9. Mai 2013

Weltwoche

Erfinder der Zukunftswerkstätten
zur Entfaltung politischer Kreativität



Zum 100. Geburtstag des kosmopolitischen
Humanisten Robert Jungk
(11. Mai 1913 - 14. Juli 1994)


In den 1970er und 1980er Jahren wurde der etwas untersetzte Mann mit den schlohweissen Haaren, den buschigen Augenbrauen und den hellwachen Augen eine Ikone der europäischen Umwelt- und Friedens­bewegung. Robert Jungk fehlte auf keiner grossen Kundgebung, wo es einen Hoffnungsstifter und Mutmacher brauchte für eine andere, menschengerechtere Zukunft.

Robert Jungk ist geboren worden und aufgewachsen als Kind eines jüdischen Künstlerehepaars in Berlin – die Mutter war Schauspielerin, der Vater in den 1920er Jahren vor allem Autor von Stummfilm-Dreh­bü­chern. Dass er schon bald nach der Machtübernahme der Nazis sich der Inhaftierung durch Flucht entziehen musste, überraschte nieman­den. Im Exil – immer wieder Paris, Prag, Bern und vor allem Zürich – entwickelte er sich auf Grund seiner Kontakte und Beziehungen zu den in Deutschland überlebenden Menschen zu einem hoch geachteten Journalisten und Berichterstatter, auf dessen Wissen in den letzten Kriegsjahren nicht einmal die in der Berner US-Botschaft residierenden US-Geheimdienstler verzichten mochten.

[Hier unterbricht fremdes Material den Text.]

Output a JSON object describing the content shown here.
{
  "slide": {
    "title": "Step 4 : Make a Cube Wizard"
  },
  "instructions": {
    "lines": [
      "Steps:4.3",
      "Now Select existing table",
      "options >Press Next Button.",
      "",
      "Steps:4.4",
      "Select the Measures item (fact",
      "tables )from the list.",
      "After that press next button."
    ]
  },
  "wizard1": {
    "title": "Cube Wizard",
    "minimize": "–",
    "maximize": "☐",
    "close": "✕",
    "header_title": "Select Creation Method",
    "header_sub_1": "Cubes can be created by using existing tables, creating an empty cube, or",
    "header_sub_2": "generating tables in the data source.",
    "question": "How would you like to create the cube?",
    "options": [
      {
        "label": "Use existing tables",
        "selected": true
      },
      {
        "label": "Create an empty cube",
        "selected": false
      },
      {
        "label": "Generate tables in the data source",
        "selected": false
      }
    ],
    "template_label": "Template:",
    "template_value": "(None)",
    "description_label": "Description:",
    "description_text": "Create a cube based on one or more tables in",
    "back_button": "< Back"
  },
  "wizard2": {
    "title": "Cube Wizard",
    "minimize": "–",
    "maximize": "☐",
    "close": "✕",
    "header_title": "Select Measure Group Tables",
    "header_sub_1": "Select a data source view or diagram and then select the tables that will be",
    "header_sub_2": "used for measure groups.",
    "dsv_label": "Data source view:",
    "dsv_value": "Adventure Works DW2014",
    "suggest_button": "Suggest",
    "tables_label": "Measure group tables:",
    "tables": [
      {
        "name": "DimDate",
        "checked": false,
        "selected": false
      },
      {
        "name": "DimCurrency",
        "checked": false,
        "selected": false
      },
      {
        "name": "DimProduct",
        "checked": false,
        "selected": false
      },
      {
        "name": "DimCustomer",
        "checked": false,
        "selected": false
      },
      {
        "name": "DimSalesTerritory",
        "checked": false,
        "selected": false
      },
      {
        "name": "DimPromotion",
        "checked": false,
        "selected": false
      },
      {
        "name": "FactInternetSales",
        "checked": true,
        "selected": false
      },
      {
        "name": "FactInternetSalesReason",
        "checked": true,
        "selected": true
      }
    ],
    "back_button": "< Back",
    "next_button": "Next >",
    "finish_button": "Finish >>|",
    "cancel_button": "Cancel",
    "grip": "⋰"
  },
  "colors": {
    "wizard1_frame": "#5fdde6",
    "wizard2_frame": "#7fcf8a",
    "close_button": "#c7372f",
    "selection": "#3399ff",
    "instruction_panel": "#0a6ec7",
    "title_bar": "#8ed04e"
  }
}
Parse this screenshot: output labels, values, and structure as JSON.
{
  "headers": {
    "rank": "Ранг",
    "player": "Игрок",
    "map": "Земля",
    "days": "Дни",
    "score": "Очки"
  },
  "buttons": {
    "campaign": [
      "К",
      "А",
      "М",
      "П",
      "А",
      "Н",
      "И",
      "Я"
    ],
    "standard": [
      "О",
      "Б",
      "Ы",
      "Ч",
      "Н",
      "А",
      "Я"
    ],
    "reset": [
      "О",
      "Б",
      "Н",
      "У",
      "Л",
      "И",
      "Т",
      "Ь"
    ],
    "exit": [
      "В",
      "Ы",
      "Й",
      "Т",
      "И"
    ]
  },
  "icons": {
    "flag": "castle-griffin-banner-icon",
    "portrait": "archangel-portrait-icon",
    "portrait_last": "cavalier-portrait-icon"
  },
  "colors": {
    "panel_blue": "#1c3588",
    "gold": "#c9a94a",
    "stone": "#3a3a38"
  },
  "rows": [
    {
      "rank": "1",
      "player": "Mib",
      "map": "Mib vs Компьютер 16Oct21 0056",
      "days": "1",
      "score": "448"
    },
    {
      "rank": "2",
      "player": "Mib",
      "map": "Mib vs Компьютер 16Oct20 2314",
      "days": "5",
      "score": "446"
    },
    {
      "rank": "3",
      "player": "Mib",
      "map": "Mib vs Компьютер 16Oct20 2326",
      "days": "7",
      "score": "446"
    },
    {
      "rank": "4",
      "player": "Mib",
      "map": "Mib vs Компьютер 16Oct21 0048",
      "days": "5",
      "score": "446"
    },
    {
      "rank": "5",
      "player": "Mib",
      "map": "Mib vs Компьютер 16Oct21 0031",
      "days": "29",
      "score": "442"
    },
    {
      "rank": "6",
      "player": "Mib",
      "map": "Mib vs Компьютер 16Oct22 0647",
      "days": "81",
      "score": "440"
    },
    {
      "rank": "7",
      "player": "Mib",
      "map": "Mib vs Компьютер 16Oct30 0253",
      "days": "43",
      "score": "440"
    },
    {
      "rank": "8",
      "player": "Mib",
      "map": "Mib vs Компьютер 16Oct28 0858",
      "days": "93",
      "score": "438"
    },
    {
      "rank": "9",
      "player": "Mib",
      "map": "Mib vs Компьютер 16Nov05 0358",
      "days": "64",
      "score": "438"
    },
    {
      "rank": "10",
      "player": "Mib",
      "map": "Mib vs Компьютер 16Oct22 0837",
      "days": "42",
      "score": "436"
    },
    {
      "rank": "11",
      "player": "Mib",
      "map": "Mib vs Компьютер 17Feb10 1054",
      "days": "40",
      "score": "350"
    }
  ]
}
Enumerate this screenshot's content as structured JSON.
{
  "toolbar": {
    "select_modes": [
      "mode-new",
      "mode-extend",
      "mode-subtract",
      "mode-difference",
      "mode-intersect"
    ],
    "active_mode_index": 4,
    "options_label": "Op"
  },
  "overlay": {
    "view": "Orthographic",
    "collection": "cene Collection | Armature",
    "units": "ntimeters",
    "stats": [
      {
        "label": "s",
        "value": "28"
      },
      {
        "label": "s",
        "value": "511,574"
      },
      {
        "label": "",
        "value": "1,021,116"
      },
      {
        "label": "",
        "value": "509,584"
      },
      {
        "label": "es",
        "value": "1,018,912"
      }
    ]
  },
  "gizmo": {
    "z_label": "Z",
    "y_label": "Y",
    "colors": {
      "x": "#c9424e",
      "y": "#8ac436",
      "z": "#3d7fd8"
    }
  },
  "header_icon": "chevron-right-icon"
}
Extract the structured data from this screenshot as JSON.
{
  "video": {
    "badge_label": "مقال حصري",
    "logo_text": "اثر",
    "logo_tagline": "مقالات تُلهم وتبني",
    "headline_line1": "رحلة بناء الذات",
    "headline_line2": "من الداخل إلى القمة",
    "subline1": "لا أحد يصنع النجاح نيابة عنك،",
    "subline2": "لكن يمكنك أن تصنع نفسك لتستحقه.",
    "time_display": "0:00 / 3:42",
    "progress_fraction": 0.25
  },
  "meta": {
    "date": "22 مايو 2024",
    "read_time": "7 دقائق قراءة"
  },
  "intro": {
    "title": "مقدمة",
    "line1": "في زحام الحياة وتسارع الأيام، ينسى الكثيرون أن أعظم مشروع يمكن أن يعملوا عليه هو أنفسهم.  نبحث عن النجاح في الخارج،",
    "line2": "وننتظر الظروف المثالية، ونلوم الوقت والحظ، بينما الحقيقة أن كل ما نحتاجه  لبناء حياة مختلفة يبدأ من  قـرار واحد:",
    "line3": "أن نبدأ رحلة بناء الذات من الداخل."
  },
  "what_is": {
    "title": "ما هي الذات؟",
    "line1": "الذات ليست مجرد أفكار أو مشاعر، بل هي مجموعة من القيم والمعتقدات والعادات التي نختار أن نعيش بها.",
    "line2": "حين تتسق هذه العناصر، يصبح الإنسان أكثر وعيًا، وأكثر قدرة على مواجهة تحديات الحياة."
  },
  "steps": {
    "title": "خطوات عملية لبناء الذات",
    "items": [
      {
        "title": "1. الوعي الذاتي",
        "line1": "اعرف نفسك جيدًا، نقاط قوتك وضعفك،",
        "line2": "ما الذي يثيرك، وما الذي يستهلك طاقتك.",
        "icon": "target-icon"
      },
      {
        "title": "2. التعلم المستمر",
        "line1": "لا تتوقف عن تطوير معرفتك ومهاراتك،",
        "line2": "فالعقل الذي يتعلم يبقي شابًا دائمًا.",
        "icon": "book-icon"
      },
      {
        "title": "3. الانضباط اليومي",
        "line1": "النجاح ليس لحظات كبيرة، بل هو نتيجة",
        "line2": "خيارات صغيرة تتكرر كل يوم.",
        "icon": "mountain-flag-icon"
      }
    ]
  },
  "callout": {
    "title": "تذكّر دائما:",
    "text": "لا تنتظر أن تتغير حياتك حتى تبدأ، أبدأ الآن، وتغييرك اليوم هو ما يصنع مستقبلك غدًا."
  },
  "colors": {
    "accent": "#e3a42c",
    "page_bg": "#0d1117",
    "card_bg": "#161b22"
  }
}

Vom Flüchtling über das Zuchthaus
zum Chefredaktor ad interim der Weltwoche


1932 bestand Robert Jungk in seiner Heimatstadt Berlin das Abitur und engagierte sich früh als Antifaschist. Kurz nach der Machtübernahme Hitlers anfangs 1933 riss er an der Uni drei Titelseiten des Völkischen Beobachters vom Anzeigebrett, wurde erwischt und mit Glück wieder freigelassen. Danach konnte Jungk jedoch nicht länger in Berlin bleiben und musste flüchten.

Erst schlug er sich einige Jahre in Paris durch, zu Beginn als Sekretär verschiedener Filmproduzenten, später, seinem Vorbild, dem rasenden Reporter Kisch folgend, als Herausgeber eines deutschsprachigen Pressedienstes über die Entwicklungen in Nazi-Deutschland. Eine schwere Erkrankung veranlasste ihn Ende 1935 zur illegalen Heimkehr nach Berlin, wo er nach seiner Gesundung wieder bei einer Untergrundzeitung arbeitete.

Im Herbst 1936 kam ihm die Geheimpolizei wieder auf die Spur. Dies­mal wählte Jungk Prag als Fluchtort, wo er anderthalb Jahre lang wöchentlich zehn Artikel verfasste und «auf knallgelbem Papier postalisch überall dorthin verschickte, wo es noch deutschsprachige Zeitungen gab, die nicht zum Herrschaftsbereich von Goebbels gehörten».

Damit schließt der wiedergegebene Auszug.